The slow but steady weakening of bank regulation is continuing. Responding to legislation passed by Congress earlier this year, the Federal Reserve just voted to propose new rules for a group of banks that are large but not gigantic. Congress had called for a review of banks with assets between $100 billion and $250 billion but the Fed proposals would affect some larger ones as well. In all, 16 banks would enjoy loosened restraints.
Much of the commentary on banks focuses on mega-institutions such as Bank of America, JPMorgan Chase, Citigroup and Wells Fargo. These corporations have certainly done the most harm to the economy and whose demise would have the most dire consequences.
Yet the next tier of banks have their own track record of misconduct that argues against relaxed oversight. Some of these offenses relate directly to financial risk while others do not, but they all point to the need for more regulation rather than less. Here are examples taken from Violation Tracker.
U.S. Bancorp (total penalties in Violation Tracker: $1.2 billion): paid $453 million this year to settle Justice Department allegations that it had insufficient protections against money laundering and failed to file suspicious activity reports.
PNC Financial (total penalties: $472 million): in 2003 one of its subsidiaries paid $115 million to settle criminal charges of conspiring to violate securities laws (the deal included a deferred prosecution agreement).
Capital One (total penalties: $228 million): in 2012 one of its subsidiaries paid $165 million to settle Consumer Financial Protection Bureau (CFPB) allegations that it deployed deceptive marketing tactics in its credit card business.
Charles Schwab (total penalties: $125 million): in 2011 it paid $118 million to settle SEC allegations that it made misleading statements to clients about one of its funds.

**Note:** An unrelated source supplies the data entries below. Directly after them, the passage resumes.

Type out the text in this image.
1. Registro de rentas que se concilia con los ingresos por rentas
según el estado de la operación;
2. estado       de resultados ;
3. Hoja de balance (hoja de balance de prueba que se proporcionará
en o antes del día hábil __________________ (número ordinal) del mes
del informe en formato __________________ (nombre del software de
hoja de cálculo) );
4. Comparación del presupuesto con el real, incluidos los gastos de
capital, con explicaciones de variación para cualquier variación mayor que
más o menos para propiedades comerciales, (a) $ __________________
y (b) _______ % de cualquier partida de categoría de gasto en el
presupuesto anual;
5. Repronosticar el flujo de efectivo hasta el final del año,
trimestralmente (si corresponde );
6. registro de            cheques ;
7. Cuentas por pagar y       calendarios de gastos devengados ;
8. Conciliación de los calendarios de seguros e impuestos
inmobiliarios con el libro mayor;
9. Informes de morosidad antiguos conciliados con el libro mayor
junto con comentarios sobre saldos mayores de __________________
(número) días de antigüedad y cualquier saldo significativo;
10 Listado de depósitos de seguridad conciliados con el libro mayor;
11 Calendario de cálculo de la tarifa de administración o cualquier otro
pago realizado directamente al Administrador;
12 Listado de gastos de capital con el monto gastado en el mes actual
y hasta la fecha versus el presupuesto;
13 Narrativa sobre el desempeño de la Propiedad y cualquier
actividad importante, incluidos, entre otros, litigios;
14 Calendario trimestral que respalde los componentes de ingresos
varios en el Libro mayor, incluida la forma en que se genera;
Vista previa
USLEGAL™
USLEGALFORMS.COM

BB&T (total penalties: $93 million): in 2016 it paid $83 million to settle Justice Department allegations it knowingly originated mortgage loans insured by the Federal Housing Administration that did not meet applicable requirements.
SunTrust (total penalties: $1.5 billion): in 2014 it settled a case brought by the CFPB, the Department of Justice, the Department of Housing and Urban Development, and attorneys general in 49 states and the District of Columbia alleging that it engaged in systemic mortgage servicing misconduct, including robo-signing and illegal foreclosure practices. The settlement required SunTrust to provide $500 million in loss-mitigation relief to underwater borrowers and pay $40 million to approximately 48,000 consumers who lost their homes to foreclosure.
American Express (total penalties: $350 million): in 2017 it paid $96 million to settle CFPB allegations of having discriminated against customers in Puerto Rico and other U.S. territories by charging higher credit card rates than in the 50 states.
Ally Financial (total penalties: $668 million): in 2012 it paid $207 million to settle Federal Reserve allegations of mortgage servicing violations.
The list goes on for the remainder of the 16 banks: Citizens Financial (total penalties: $137 million), Fifth Third Bancorp ($121 million), KeyCorp ($19 million), Regions Financial ($170 million), M&T Bank ($119 million), Huntington Bancshares ($14 million) and Discover Financial Services ($232 million).
It’s interesting that the only institution on the list with a small penalty total ($203,000) is Northern Trust, which caters to corporations and wealthy individuals rather than the general public. If all the banks similar records, then perhaps some measure of deregulation might be warranted.
Yet as long as the large banks are as ethically challenged as the giant ones, they should continue to face strict oversight.